На лицах обеих сестер не отразилось вообще никаких эмоций, даже того, что они поняли сказанное, не говоря уж о том, что испугались.
– Трущоб? – Анжелина явно пребывала в некотором замешательстве.
– Их владельцев, – пояснила Шарлотта. Ее голос звучал очень сухо, словно она говорила через силу. – В настоящее время почти невозможно узнать, кто является их истинным владельцем.
– А зачем кому-то об этом знать? – спросила Анжелина. – Мне кажется, это совершенно ненужные и бесполезные сведения.
– А затем, что условия проживания там просто отвратительные, – пробормотала в ответ Шарлотта, стараясь, чтобы это звучало не слишком грубо, помягче, как и полагалось бы в разговоре с двумя пожилыми женщинами, которым мало что известно о мире за стенами их дома и их церкви и помимо нескольких знакомых из прихода. Было бы ужасно несправедливо обвинять их сейчас в невежестве и незнании, которые уже поздно было исправлять. Весь строй их жизни был установлен другими, он никогда не подвергался сомнениям и не менялся.

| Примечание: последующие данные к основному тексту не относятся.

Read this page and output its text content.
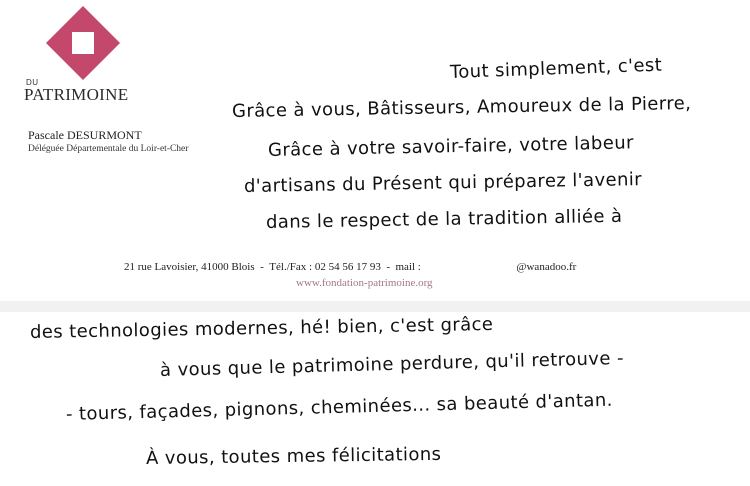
DU
PATRIMOINE
Pascale DESURMONT
Déléguée Départementale du Loir-et-Cher
Tout simplement, c'est
Grâce à vous, Bâtisseurs, Amoureux de la Pierre,
Grâce à votre savoir-faire, votre labeur
d'artisans du Présent qui préparez l'avenir
dans le respect de la tradition alliée à
21 rue Lavoisier, 41000 Blois - Tél./Fax : 02 54 56 17 93 - mail :	@wanadoo.fr
www.fondation-patrimoine.org
des technologies modernes, hé! bien, c'est grâce
à vous que le patrimoine perdure, qu'il retrouve -
- tours, façades, pignons, cheminées... sa beauté d'antan.
À vous, toutes mes félicitations
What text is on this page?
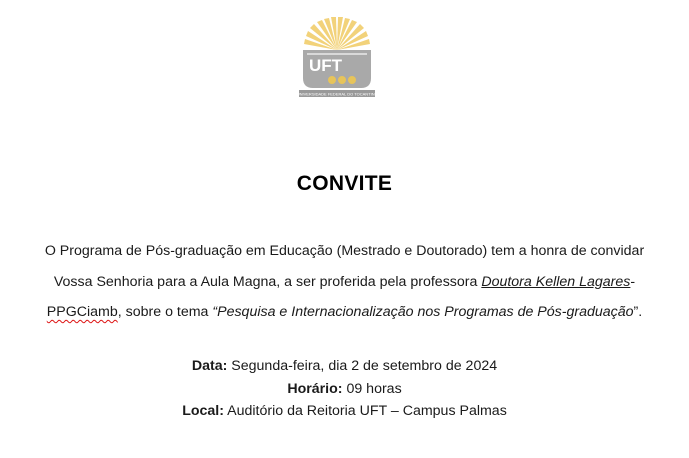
UFT
UNIVERSIDADE FEDERAL DO TOCANTINS
CONVITE
O Programa de Pós-graduação em Educação (Mestrado e Doutorado) tem a honra de convidar
Vossa Senhoria para a Aula Magna, a ser proferida pela professora Doutora Kellen Lagares-
PPGCiamb, sobre o tema “Pesquisa e Internacionalização nos Programas de Pós-graduação”.
Data: Segunda-feira, dia 2 de setembro de 2024
Horário: 09 horas
Local: Auditório da Reitoria UFT – Campus Palmas
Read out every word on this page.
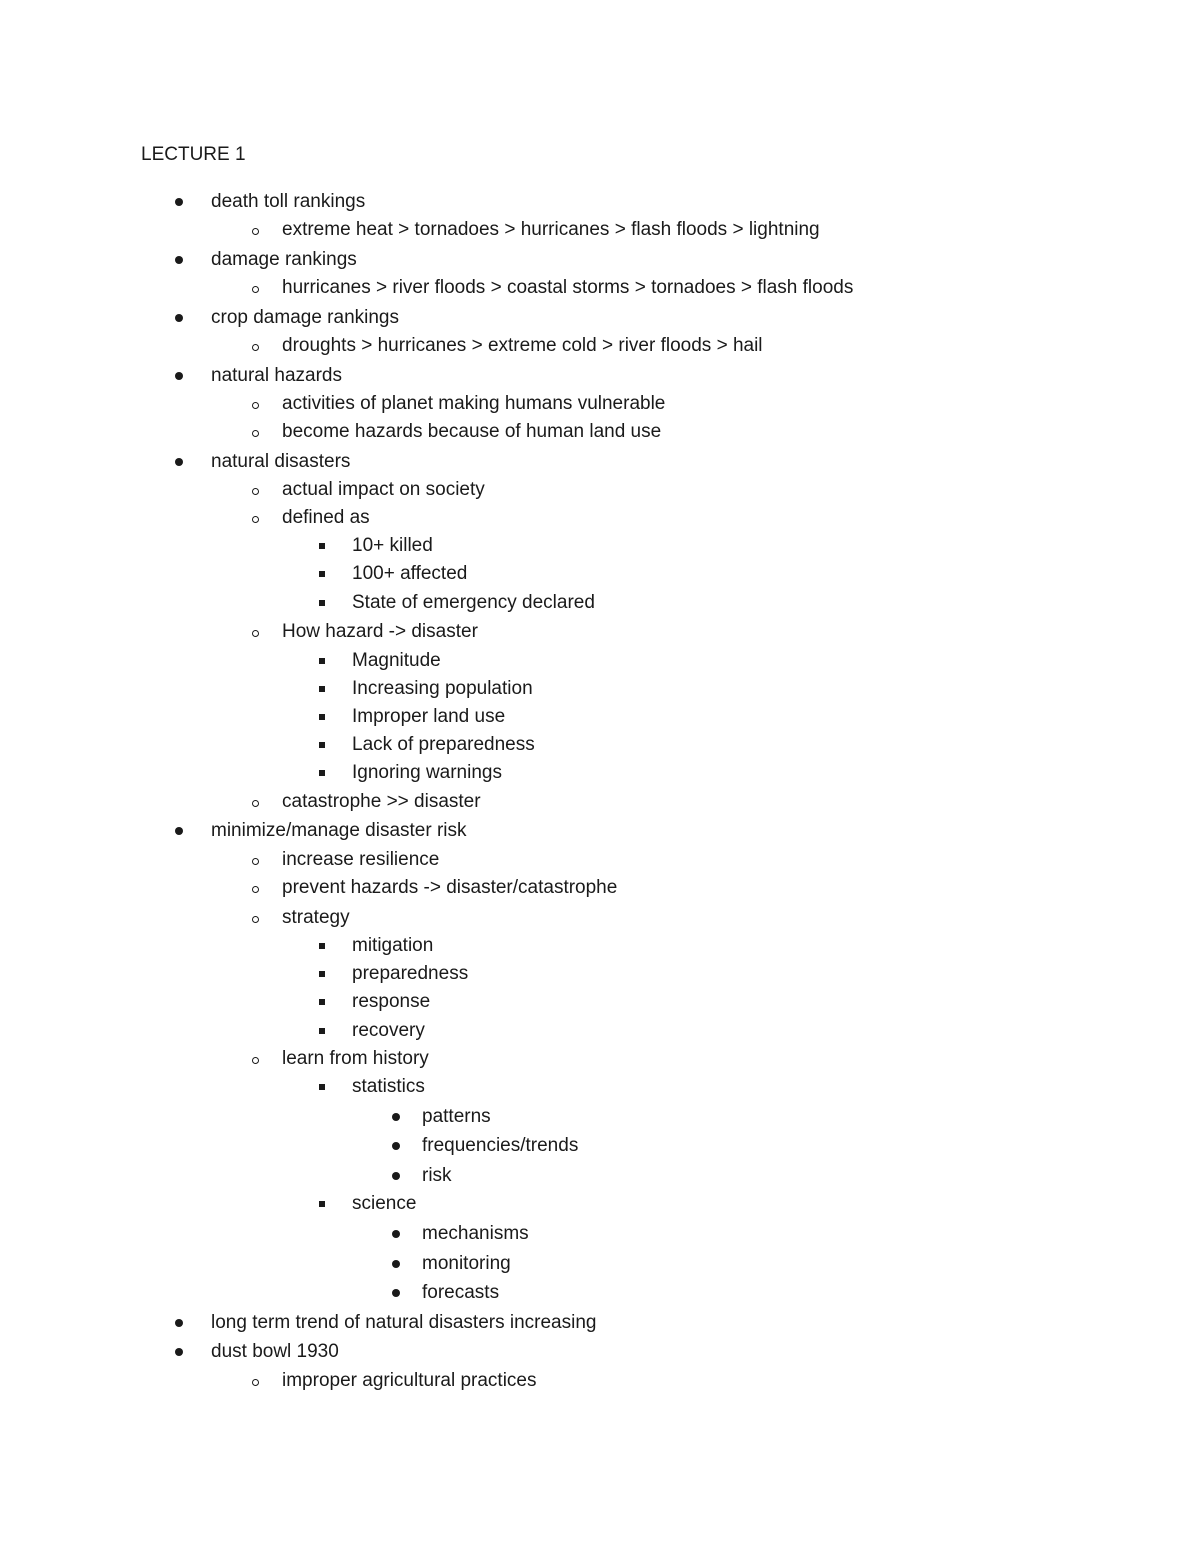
LECTURE 1
death toll rankings
extreme heat > tornadoes > hurricanes > flash floods > lightning
damage rankings
hurricanes > river floods > coastal storms > tornadoes > flash floods
crop damage rankings
droughts > hurricanes > extreme cold > river floods > hail
natural hazards
activities of planet making humans vulnerable
become hazards because of human land use
natural disasters
actual impact on society
defined as
10+ killed
100+ affected
State of emergency declared
How hazard -> disaster
Magnitude
Increasing population
Improper land use
Lack of preparedness
Ignoring warnings
catastrophe >> disaster
minimize/manage disaster risk
increase resilience
prevent hazards -> disaster/catastrophe
strategy
mitigation
preparedness
response
recovery
learn from history
statistics
patterns
frequencies/trends
risk
science
mechanisms
monitoring
forecasts
long term trend of natural disasters increasing
dust bowl 1930
improper agricultural practices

– Конечно, мы знаем, что бедняки страдают, – хмурясь, сказала Анжелина. – Но так ведь всегда было, это же неизбежно! В том-то и заключается цель благотворительности – облегчить их страдания, насколько это возможно.

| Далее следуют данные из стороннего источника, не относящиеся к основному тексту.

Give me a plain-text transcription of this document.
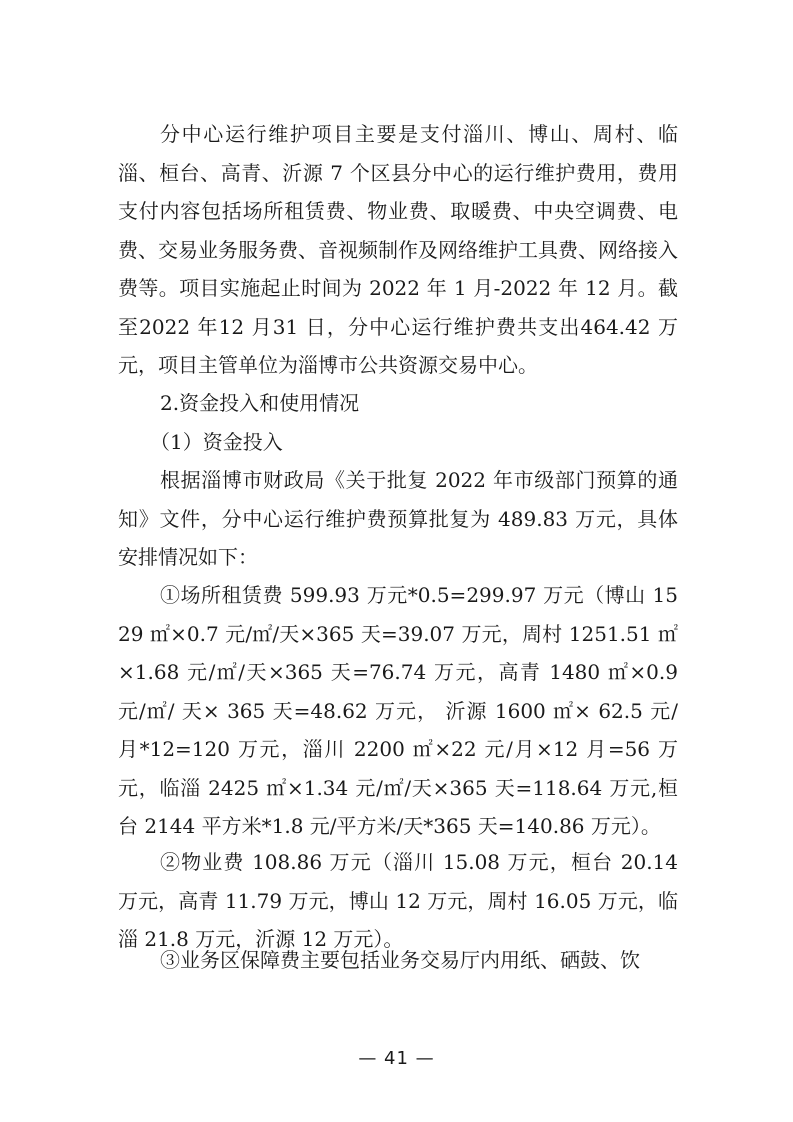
分中心运行维护项目主要是支付淄川、博山、周村、临淄、桓台、高青、沂源 7 个区县分中心的运行维护费用，费用支付内容包括场所租赁费、物业费、取暖费、中央空调费、电费、交易业务服务费、音视频制作及网络维护工具费、网络接入费等。项目实施起止时间为 2022 年 1 月-2022 年 12 月。截至2022 年12 月31 日，分中心运行维护费共支出464.42 万元，项目主管单位为淄博市公共资源交易中心。

2.资金投入和使用情况

（1）资金投入

根据淄博市财政局《关于批复 2022 年市级部门预算的通知》文件，分中心运行维护费预算批复为 489.83 万元，具体安排情况如下：

①场所租赁费 599.93 万元*0.5=299.97 万元（博山 1529 ㎡×0.7 元/㎡/天×365 天=39.07 万元，周村 1251.51 ㎡×1.68 元/㎡/天×365 天=76.74 万元，高青 1480 ㎡×0.9 元/㎡/ 天× 365 天=48.62 万元， 沂源 1600 ㎡× 62.5 元/ 月*12=120 万元，淄川 2200 ㎡×22 元/月×12 月=56 万元，临淄 2425 ㎡×1.34 元/㎡/天×365 天=118.64 万元,桓台 2144 平方米*1.8 元/平方米/天*365 天=140.86 万元）。

②物业费 108.86 万元（淄川 15.08 万元，桓台 20.14 万元，高青 11.79 万元，博山 12 万元，周村 16.05 万元，临淄 21.8 万元，沂源 12 万元）。

③业务区保障费主要包括业务交易厅内用纸、硒鼓、饮

— 41 —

– Многих причин их страданий вполне можно было бы просто не допустить, если бы другие не шли на поводу у собственной жадности и не благоденствовали за счет бедных. – Шарлотта тщательно подбирала слова, которые были бы им понятны, стараясь описать ту ужасающую нищету, которую она наблюдала в трущобах, – и видела на их лицах полное непонимание. – Если человек уже беден, он гораздо более подвержен болезням, а значит, будет неспособен работать и станет еще беднее. Таких выселяют из приличных домов, и им приходится искать то, что им по карману. – Она здорово упрощала ситуацию, но длинные объяснения, попытки описать положение, которое сестры Уорлингэм никак не могли себе представить, все равно не принесло бы никакого результата. – Хозяева знают об их бедственном положении и предлагают им комнаты, лишенные естественного освещения и свежего воздуха, без водопровода и канализации…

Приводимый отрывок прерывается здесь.